How does fertilizer shortage affect food supply?
What the FAO warning says
The FAO has warned that fertiliser shortages tied to disruption in the Strait of Hormuz shipping corridor will likely reduce harvests and worsen food supply conditions over the next two years.
The causal chain
The mechanism is straightforward: when shipping disruptions constrain movement of fertiliser, farmers have less access to inputs needed to maintain crop yields. Lower fertiliser availability then translates into reduced harvest volumes, which can tighten food availability and put upward pressure on prices.
Why this matters
This kind of upstream supply shock is important because it can propagate beyond the immediate shipping disruption. Even if transport routes normalize later, the warning points to a multi-year impact window—meaning that shortages can be reflected in planting seasons and crop performance over time.

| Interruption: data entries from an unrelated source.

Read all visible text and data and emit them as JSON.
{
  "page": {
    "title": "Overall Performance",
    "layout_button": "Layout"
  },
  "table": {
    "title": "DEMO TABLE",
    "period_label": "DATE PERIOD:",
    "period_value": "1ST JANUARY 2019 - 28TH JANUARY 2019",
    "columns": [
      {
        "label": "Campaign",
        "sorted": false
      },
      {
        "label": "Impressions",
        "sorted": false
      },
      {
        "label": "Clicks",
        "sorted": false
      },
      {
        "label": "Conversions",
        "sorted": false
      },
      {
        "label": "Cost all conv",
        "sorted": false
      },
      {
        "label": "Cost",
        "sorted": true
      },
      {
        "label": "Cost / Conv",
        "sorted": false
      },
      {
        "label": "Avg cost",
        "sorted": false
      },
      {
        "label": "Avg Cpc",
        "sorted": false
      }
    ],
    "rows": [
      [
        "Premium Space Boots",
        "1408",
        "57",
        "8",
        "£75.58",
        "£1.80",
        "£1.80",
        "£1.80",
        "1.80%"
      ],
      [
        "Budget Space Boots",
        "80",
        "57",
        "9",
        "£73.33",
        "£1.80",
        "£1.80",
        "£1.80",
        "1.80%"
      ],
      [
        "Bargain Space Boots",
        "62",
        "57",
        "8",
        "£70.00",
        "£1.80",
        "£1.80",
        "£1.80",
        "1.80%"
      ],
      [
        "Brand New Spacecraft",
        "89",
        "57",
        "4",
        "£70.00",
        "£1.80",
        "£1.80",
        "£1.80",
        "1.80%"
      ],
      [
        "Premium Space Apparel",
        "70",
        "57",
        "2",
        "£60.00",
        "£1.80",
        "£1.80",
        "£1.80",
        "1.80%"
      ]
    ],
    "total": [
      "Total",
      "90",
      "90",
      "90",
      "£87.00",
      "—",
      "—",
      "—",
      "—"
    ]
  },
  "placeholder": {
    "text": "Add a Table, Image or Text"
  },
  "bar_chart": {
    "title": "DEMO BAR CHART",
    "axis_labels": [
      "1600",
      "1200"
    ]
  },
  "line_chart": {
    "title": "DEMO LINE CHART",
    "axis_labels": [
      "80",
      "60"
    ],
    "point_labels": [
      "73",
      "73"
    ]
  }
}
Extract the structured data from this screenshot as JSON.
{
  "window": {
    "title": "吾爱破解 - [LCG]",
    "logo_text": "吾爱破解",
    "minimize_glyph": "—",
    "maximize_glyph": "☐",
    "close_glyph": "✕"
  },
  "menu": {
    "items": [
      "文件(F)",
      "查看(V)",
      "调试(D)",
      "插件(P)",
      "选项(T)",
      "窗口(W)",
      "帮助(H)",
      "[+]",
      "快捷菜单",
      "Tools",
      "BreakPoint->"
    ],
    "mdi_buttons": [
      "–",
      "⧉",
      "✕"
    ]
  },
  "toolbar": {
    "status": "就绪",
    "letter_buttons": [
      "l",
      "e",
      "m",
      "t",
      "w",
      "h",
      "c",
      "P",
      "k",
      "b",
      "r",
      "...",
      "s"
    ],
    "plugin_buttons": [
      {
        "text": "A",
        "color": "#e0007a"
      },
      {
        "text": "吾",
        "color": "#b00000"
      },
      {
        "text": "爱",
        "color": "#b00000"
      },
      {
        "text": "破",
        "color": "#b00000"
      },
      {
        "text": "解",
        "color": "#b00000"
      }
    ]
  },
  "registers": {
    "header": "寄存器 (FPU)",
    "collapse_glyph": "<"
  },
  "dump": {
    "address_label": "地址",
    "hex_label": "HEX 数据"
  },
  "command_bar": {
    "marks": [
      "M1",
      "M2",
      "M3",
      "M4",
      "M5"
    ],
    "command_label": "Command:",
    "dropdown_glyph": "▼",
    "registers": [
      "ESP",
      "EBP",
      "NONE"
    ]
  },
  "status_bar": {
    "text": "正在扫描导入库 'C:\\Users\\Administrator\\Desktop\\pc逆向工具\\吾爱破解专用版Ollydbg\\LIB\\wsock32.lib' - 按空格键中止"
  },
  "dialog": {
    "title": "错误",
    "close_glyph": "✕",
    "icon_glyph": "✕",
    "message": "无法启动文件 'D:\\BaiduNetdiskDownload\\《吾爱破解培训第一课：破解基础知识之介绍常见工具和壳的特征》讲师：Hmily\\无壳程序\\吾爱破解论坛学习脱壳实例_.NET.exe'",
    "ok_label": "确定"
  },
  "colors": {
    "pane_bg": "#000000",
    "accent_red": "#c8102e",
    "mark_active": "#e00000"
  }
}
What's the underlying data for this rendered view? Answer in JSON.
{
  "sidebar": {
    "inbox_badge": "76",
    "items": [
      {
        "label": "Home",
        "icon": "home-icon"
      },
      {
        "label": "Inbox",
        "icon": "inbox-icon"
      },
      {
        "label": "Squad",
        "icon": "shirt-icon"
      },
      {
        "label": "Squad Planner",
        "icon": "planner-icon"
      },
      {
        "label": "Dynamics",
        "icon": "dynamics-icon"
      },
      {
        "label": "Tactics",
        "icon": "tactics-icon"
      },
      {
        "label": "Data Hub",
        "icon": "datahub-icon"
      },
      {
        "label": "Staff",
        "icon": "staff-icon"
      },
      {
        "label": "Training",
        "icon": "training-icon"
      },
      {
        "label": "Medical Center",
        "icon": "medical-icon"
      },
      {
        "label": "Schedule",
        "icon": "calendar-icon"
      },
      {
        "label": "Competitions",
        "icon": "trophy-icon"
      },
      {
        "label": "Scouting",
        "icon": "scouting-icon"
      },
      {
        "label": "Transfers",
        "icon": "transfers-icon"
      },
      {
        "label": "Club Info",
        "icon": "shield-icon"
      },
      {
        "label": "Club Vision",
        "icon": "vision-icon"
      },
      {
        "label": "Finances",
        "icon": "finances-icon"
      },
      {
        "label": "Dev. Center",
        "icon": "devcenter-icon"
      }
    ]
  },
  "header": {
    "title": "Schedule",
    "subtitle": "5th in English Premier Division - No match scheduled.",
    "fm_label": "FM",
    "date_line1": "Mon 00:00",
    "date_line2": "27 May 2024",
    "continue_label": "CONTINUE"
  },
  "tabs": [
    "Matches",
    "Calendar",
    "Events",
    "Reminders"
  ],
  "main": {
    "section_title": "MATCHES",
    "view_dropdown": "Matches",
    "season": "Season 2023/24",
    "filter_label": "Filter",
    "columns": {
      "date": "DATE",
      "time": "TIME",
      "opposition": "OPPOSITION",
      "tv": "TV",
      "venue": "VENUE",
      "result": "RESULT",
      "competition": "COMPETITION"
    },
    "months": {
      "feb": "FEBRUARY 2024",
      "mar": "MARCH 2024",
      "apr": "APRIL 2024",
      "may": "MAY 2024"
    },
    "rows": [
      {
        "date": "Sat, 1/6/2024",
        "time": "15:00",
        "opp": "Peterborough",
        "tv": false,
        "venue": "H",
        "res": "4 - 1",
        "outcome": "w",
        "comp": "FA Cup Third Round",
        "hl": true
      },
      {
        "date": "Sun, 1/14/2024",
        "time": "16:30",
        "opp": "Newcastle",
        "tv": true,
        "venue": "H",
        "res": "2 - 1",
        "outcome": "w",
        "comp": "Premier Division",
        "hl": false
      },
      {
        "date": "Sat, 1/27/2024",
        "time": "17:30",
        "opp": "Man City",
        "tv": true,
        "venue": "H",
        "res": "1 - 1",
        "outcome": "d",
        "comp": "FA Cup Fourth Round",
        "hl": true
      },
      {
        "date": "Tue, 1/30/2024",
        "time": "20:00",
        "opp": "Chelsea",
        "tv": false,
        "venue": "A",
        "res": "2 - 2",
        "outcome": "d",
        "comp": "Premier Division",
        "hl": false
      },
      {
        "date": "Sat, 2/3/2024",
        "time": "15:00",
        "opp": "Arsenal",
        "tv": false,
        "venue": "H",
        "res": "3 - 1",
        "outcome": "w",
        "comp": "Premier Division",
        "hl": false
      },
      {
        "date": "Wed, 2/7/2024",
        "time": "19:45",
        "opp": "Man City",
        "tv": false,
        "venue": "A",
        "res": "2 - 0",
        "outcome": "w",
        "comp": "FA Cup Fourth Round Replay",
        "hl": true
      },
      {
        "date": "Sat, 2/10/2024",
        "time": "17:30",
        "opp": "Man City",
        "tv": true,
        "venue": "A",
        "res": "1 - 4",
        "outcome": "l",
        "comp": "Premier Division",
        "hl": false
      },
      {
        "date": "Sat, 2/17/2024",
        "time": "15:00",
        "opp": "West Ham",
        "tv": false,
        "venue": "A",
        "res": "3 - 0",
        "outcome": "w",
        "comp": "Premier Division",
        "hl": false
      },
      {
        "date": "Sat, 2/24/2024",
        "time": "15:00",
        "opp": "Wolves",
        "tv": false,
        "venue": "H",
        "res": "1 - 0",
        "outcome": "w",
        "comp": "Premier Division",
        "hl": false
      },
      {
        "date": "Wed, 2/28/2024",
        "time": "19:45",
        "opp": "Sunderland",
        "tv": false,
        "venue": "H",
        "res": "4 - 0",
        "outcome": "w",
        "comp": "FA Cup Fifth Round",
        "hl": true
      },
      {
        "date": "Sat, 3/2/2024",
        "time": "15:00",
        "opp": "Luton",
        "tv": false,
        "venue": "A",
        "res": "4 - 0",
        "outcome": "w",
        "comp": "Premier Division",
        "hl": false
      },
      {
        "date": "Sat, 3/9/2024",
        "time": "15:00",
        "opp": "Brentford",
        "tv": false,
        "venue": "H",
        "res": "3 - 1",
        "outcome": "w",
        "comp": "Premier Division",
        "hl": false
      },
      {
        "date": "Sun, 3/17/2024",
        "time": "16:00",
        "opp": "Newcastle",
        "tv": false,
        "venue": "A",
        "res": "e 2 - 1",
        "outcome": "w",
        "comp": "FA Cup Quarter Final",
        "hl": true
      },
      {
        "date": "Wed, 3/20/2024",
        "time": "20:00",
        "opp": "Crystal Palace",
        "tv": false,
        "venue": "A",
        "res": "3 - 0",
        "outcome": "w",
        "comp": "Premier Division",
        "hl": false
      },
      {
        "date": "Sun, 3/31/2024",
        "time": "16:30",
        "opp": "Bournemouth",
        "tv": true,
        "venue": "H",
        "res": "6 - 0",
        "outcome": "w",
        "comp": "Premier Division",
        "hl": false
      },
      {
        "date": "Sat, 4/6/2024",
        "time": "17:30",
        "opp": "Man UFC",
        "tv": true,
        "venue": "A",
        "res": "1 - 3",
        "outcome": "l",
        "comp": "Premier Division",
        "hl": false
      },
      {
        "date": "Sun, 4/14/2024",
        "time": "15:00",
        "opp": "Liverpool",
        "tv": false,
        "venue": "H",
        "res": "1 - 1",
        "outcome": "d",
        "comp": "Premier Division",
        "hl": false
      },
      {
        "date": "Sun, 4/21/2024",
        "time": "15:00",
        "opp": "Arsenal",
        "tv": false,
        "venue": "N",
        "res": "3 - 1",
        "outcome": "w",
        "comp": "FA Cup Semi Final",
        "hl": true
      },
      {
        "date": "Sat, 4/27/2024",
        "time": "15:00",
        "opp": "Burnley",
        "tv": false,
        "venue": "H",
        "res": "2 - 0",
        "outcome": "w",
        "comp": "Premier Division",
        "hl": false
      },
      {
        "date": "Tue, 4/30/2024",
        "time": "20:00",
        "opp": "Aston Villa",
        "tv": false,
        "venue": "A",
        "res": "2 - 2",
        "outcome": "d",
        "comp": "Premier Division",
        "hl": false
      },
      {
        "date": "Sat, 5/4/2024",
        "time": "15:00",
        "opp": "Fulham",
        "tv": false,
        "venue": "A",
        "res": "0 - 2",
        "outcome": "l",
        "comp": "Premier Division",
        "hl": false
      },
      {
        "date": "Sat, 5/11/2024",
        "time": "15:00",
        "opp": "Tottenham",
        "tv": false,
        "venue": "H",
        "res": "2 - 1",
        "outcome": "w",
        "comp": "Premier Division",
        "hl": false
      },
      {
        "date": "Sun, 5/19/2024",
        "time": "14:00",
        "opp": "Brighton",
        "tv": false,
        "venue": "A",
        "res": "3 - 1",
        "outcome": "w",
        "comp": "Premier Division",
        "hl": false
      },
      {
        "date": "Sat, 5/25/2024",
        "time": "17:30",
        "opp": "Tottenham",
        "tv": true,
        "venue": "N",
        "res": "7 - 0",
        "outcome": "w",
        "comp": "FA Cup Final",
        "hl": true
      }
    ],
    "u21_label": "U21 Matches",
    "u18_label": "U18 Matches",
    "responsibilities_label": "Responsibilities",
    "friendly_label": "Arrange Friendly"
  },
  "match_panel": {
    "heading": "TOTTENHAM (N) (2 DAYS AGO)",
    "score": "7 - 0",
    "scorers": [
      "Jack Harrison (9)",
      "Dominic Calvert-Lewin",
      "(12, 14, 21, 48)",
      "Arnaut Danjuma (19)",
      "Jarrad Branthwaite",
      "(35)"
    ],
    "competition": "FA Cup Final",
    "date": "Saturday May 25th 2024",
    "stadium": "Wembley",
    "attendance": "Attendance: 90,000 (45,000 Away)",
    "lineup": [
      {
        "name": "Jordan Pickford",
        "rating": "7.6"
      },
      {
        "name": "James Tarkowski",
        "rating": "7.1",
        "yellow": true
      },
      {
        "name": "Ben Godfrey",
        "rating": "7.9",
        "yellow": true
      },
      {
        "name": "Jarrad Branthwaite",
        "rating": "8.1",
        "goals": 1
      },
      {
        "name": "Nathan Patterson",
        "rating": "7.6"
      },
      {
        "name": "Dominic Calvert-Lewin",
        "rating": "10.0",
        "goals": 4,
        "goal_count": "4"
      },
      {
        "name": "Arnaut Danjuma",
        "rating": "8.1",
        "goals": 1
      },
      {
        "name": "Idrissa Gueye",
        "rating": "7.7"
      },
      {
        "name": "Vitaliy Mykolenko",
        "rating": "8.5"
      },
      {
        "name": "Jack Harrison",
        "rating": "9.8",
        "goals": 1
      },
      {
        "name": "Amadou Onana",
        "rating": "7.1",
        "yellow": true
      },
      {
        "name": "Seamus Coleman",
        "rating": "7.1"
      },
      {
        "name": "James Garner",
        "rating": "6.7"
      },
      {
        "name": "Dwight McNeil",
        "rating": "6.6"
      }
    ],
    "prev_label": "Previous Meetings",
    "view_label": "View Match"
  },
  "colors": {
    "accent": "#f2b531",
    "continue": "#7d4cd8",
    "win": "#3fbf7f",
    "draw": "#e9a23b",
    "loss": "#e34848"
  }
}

For consumers, the most visible impacts are often felt through retail prices and availability. For supply chain planners, the concern is that uncertainty around fertiliser availability can complicate production forecasts and procurement decisions for grains and other key crops.
- Disruption in a major shipping corridor affects fertiliser availability.
- Reduced fertiliser can lower harvest yields.
- The expected effect spans the next two years.
No finer details were provided in the excerpt about which fertiliser types, which regions would be most affected, or how quickly the market might rebalance.